Top state officials set to clarify Turkey's position on planned NATO missile shield

YAYINLAMA
GÜNCELLEME

Ahead of a NATO heads of state summit slated for November 19-20 in Portugal, top state officials are set to convene today at the Cankaya Presidential Palace to review preparations for the meeting, which is expected to be dominated by discussions of a planned missile defense system under the umbrella of the 28-member security alliance. President Abdullah Gul, Prime Minister Recep Tayyip Erdogan, Foreign Minister Ahmet Davutoglu and Chief of General Staff Isik Kosaner, along with other high-level government and military officials, will meet in order to clarify Turkey's position on the planned missile defense system and an intended new security concept for NATO. Anonymous diplomatic sources said that since Turkey's conditions to extend support for the planned missile shield have been accepted by NATO, at the summit Ankara will give the system the go-ahead.

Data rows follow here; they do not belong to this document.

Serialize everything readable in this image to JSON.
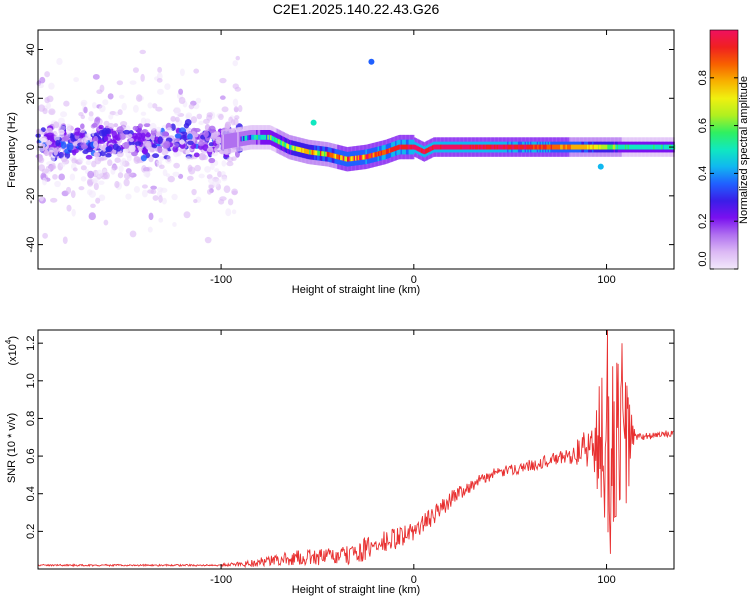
{
  "title": "C2E1.2025.140.22.43.G26",
  "chart_data": [
    {
      "type": "heatmap",
      "xlabel": "Height of straight line (km)",
      "ylabel": "Frequency (Hz)",
      "xlim": [
        -195,
        135
      ],
      "ylim": [
        -50,
        48
      ],
      "xticks": [
        -100,
        0,
        100
      ],
      "yticks": [
        -40,
        -20,
        0,
        20,
        40
      ],
      "colorbar": {
        "label": "Normalized spectral amplitude",
        "range": [
          0.0,
          1.0
        ],
        "ticks": [
          0.0,
          0.2,
          0.4,
          0.6,
          0.8
        ],
        "tick_labels": [
          "0.0",
          "0.2",
          "0.4",
          "0.6",
          "0.8"
        ],
        "colors": [
          "#f2e8fb",
          "#dcb9f5",
          "#b070f0",
          "#7a10f0",
          "#3a1ee8",
          "#2060ff",
          "#10b8f0",
          "#10e8c0",
          "#30f060",
          "#b0f020",
          "#f0f010",
          "#f8b000",
          "#f86000",
          "#f02020",
          "#f01060"
        ]
      },
      "noise_region": {
        "x": [
          -195,
          -90
        ],
        "freq_spread": 45,
        "amplitude": 0.15
      },
      "band_center_points": [
        {
          "x": -195,
          "f": 3
        },
        {
          "x": -150,
          "f": 2
        },
        {
          "x": -100,
          "f": 2
        },
        {
          "x": -85,
          "f": 4
        },
        {
          "x": -75,
          "f": 4
        },
        {
          "x": -65,
          "f": 0
        },
        {
          "x": -55,
          "f": -2
        },
        {
          "x": -45,
          "f": -3
        },
        {
          "x": -35,
          "f": -5
        },
        {
          "x": -25,
          "f": -4
        },
        {
          "x": -15,
          "f": -2
        },
        {
          "x": -8,
          "f": 0
        },
        {
          "x": 0,
          "f": 0
        },
        {
          "x": 5,
          "f": -2
        },
        {
          "x": 10,
          "f": 0
        },
        {
          "x": 50,
          "f": 0
        },
        {
          "x": 100,
          "f": 0
        },
        {
          "x": 135,
          "f": 0
        }
      ],
      "band_amplitude_points": [
        {
          "x": -90,
          "a": 0.35
        },
        {
          "x": -70,
          "a": 0.55
        },
        {
          "x": -40,
          "a": 0.8
        },
        {
          "x": -10,
          "a": 0.9
        },
        {
          "x": 0,
          "a": 0.95
        },
        {
          "x": 20,
          "a": 0.97
        },
        {
          "x": 60,
          "a": 0.9
        },
        {
          "x": 90,
          "a": 0.75
        },
        {
          "x": 110,
          "a": 0.5
        },
        {
          "x": 135,
          "a": 0.5
        }
      ],
      "artifacts": [
        {
          "x": -22,
          "f": 35,
          "a": 0.35
        },
        {
          "x": -52,
          "f": 10,
          "a": 0.5
        },
        {
          "x": 97,
          "f": -8,
          "a": 0.4
        }
      ]
    },
    {
      "type": "line",
      "xlabel": "Height of straight line (km)",
      "ylabel": "SNR (10 * v/v)",
      "y_multiplier": "(x10",
      "y_multiplier_exp": "4",
      "xlim": [
        -195,
        135
      ],
      "ylim": [
        0,
        1.27
      ],
      "xticks": [
        -100,
        0,
        100
      ],
      "yticks": [
        0.2,
        0.4,
        0.6,
        0.8,
        1.0,
        1.2
      ],
      "ytick_labels": [
        "0.2",
        "0.4",
        "0.6",
        "0.8",
        "1.0",
        "1.2"
      ],
      "color": "#e83030",
      "series_points": [
        {
          "x": -195,
          "y": 0.02,
          "noise": 0.006
        },
        {
          "x": -100,
          "y": 0.02,
          "noise": 0.006
        },
        {
          "x": -85,
          "y": 0.03,
          "noise": 0.02
        },
        {
          "x": -60,
          "y": 0.06,
          "noise": 0.04
        },
        {
          "x": -35,
          "y": 0.07,
          "noise": 0.05
        },
        {
          "x": -20,
          "y": 0.12,
          "noise": 0.07
        },
        {
          "x": 0,
          "y": 0.2,
          "noise": 0.05
        },
        {
          "x": 12,
          "y": 0.3,
          "noise": 0.05
        },
        {
          "x": 22,
          "y": 0.4,
          "noise": 0.04
        },
        {
          "x": 40,
          "y": 0.5,
          "noise": 0.03
        },
        {
          "x": 60,
          "y": 0.55,
          "noise": 0.03
        },
        {
          "x": 80,
          "y": 0.6,
          "noise": 0.04
        },
        {
          "x": 92,
          "y": 0.65,
          "noise": 0.12
        },
        {
          "x": 100,
          "y": 0.65,
          "noise": 0.55
        },
        {
          "x": 110,
          "y": 0.68,
          "noise": 0.4
        },
        {
          "x": 115,
          "y": 0.7,
          "noise": 0.02
        },
        {
          "x": 135,
          "y": 0.72,
          "noise": 0.02
        }
      ],
      "peaks": [
        {
          "x": 100.5,
          "y": 1.27
        },
        {
          "x": 108,
          "y": 1.2
        },
        {
          "x": 102,
          "y": 0.08
        }
      ]
    }
  ]
}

NATO works on consensus, and the approval of all member states is needed to put the missile shield into practice. Turkey opposes the missile defense system naming any country, particularly Iran or Syria, as a target or potential threat. Turkey has also urged that the system provide equal security and protection to all members of the alliance, and that the system be managed not by the US but NATO itself. Preventing non-NATO member states from benefiting from the system is also among Turkey's conditions. In an interview with The New York Times earlier this week, NATO head Anders Fogh Rasmussen seemed to agree with Turkey's concerns. Turkey fears that explicitly naming any country as the target of the planned system could disrupt its policy of zero problems with neighboring countries, and also could harm efforts to find a peaceful solution to the Iranian nuclear issue.